- Born: William Dare Jones 16 May 1960 Westminster, London, England
- Died: 2 March 2025 (aged 64)
- Education: University of Manchester
- Occupations: Author, director, writer, producer
- Known for: Dead Ringers The Now Show
- Parent(s): Peter Jones and Jeri Jones

= Bill Dare =

English comedy writer (1960–2025)

William Dare Jones (16 May 1960 – 2 March 2025), known professionally as Bill Dare, was an English writer and producer of radio and television comedy programmes.

==Early life==
Bill Dare Jones was born in Westminster, London on 16 May 1960, the son of actor, screenwriter and broadcaster Peter Jones. He attended Manchester University.

==Career==
Dare was an author and producer/devisor of various (mainly comedy) programmes mainly for BBC Radio and television, including The Mary Whitehouse Experience, Dead Ringers, The Now Show, The Late Edition, I've Never Seen Star Wars and The Secret World, and Brian Gulliver's Travels. He was also the producer of eight series of ITV's Spitting Image. A notable feature of the radio version of Dead Ringers was Jon Culshaw imitating the voice of Tom Baker at the end of the credits, saying Dare's name in an exaggerated fashion.

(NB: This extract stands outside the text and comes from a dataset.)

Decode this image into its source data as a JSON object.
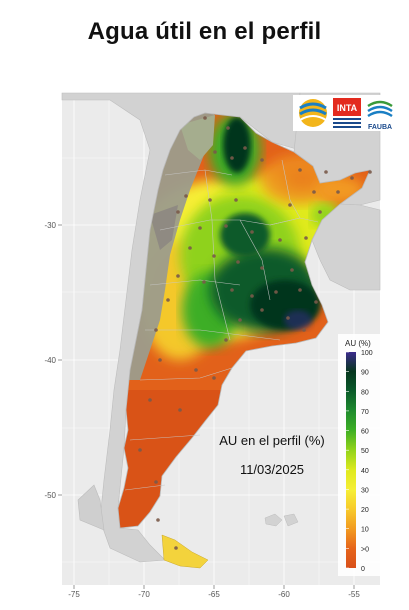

==Personal life and death==
Dare had a daughter from a relationship with Mary Downes. He married Lucy Jagger in 2020.

Dare died in a car accident on 1 March 2025 whilst on holiday in Colombia, aged 64. He was a passenger in the vehicle, and his death was announced by his agent two days later.

Many comedians and industry colleagues paid tribute to Bill Dare. Dead Ringers dedicated their 25th Anniversary Tour to his memory. Dead Ringers star Jon Culshaw remembered Dare as the "wisest comedy alchemist and the dearest, dearest friend."